Depuis fin février, les Émirats arabes unis ont été la cible de frappes iraniennes de plus en plus fréquentes, culminant avec une nouvelle série d'attaques ce lundi. Le ministère des Affaires étrangères des Émirats a exprimé son inquiétude face à "une escalade dangereuse", tout en affirmant son droit à la riposte.
Depuis le déclenchement du conflit le 28 février, les Émirats sont devenus une cible de choix, dépassant même Israël en termes de frappes. Ce lundi, la défense aérienne a intercepté 15 missiles, tandis que des drones ont causé un incendie sur un site pétrolier, blessant trois personnes. Selon les statistiques fournies par le ministère de la Défense émirati, ce sont près de 550 missiles balistiques, 29 missiles de croisière et plus de 2 200 drones qui ont été utilisés dans ces attaques.
Malgré les déclarations de la télévision d'État iranienne affirmant que l'Iran "n'avait aucun projet de cibler les Émirats", le pays réprouve le rapprochement des Émirats avec Israël, qui a considérablement renforcé ses liens diplomatiques et économiques avec l'État hébreu. Ce renforcement des échanges se traduit également par une coopération militaire accrue dans le cadre de l'Alliance stratégique, qu'illustrent les récentes déclarations de responsables émiratis suite aux attaques du Hamas le 7 octobre 2023 et le soutien au gouvernement yéménite contre les Houthis, alliés de l'Iran.
Des partenariats économiques, sécuritaires et militaires avec Israël
Les accords d'Abraham signés en 2020 à Washington ont marqué une étape importante dans la normalisation des relations entre les Émirats et Israël, un processus qui a rapidement évolué vers une profonde collaboration.
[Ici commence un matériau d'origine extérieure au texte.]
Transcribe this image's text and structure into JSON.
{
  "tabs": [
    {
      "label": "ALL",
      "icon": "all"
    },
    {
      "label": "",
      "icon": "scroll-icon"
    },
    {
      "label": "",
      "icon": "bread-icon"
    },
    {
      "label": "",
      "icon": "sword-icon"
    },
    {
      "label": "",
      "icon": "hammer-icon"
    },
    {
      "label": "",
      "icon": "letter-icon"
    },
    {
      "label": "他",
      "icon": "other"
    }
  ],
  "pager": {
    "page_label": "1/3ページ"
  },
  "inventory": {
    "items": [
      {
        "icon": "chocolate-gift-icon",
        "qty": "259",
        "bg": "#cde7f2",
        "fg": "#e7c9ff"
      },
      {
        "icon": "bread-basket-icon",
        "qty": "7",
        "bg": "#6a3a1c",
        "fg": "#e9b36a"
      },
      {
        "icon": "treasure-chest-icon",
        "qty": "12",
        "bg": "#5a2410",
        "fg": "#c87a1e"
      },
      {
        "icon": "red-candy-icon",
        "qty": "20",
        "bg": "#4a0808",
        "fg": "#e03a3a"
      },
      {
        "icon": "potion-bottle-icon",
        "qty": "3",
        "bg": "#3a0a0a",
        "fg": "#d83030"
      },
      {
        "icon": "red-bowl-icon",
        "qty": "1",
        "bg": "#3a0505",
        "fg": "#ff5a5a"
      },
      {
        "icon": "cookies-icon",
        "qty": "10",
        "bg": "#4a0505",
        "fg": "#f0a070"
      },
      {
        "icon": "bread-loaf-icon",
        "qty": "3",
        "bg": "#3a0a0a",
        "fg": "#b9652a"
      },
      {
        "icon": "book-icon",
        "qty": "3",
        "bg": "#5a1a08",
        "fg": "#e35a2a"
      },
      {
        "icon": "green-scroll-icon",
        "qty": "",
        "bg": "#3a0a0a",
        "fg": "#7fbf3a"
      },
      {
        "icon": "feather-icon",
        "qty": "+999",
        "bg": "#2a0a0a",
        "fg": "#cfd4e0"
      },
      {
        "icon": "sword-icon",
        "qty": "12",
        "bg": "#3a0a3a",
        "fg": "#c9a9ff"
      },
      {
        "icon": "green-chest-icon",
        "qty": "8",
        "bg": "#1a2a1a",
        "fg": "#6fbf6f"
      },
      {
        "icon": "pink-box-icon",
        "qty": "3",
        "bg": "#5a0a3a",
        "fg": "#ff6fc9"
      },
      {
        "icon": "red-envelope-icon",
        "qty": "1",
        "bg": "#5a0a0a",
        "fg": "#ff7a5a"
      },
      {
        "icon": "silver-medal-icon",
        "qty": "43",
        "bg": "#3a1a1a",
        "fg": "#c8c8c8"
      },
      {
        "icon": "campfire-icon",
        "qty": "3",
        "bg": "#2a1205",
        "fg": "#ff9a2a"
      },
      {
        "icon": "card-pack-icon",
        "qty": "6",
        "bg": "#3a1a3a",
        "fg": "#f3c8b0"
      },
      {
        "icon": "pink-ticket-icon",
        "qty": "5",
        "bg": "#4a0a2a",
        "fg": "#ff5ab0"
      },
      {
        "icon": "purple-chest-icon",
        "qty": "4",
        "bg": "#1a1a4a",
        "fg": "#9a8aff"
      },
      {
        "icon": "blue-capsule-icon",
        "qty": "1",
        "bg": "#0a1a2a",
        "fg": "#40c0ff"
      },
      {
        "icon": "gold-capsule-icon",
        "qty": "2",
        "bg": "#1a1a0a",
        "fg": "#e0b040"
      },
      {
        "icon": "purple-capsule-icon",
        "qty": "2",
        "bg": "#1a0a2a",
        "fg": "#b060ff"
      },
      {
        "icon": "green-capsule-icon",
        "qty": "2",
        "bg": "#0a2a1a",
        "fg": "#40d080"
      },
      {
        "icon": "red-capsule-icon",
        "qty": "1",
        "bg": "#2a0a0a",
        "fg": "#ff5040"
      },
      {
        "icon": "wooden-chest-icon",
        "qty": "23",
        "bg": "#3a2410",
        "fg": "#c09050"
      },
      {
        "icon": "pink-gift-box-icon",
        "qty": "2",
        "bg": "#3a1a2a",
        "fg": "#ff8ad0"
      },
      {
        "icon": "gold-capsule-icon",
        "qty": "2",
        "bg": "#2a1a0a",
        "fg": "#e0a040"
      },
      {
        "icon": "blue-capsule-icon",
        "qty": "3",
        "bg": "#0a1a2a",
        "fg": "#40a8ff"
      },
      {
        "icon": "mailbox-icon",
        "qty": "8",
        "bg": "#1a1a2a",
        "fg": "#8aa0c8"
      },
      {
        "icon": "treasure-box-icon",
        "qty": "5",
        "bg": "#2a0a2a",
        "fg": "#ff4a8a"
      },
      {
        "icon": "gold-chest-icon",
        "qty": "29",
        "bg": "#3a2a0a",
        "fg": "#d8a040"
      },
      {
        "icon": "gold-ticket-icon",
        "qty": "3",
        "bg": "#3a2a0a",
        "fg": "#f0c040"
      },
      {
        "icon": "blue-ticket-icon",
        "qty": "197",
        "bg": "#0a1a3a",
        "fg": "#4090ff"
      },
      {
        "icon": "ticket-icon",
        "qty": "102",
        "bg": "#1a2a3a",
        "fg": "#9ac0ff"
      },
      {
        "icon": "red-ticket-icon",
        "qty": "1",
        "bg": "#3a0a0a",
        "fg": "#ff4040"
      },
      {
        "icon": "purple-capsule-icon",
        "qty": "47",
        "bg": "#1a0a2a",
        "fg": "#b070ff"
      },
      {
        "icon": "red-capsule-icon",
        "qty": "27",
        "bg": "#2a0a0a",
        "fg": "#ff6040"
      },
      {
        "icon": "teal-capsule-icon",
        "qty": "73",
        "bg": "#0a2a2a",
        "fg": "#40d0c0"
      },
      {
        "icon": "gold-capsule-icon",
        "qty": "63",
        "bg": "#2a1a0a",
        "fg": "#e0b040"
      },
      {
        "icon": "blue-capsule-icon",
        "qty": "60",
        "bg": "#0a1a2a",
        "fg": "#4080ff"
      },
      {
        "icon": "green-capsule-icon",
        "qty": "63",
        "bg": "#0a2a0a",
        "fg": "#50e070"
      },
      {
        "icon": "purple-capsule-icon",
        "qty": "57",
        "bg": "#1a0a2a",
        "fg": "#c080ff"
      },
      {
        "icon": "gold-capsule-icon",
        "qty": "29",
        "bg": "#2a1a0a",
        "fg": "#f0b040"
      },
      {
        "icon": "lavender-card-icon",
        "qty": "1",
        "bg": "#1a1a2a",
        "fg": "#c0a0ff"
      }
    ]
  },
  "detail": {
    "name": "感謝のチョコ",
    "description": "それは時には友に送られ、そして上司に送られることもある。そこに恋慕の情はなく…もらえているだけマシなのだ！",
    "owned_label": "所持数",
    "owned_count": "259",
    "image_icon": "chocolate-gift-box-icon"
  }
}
Ce partenariat a permis non seulement l'établissement d'échanges économiques mais également de coopérations militaires substantiellement renforcées.
Les Émirats arabes unis ont clairement indiqué leur position face aux récentes tensions, réaffirmant que ce changement stratégique s'accompagne d'une vigilance accrue face à la menace iranienne. En effet, des experts pointent que cette situation, si elle n'est pas maîtrisée, pourrait conduire à un conflit plus large dans la région. Comme le souligne le quotidien Le Monde, "la dynamique des alliances au Moyen-Orient est en pleine mutation, avec des implications susceptibles de redessiner la carte géopolitique de la région".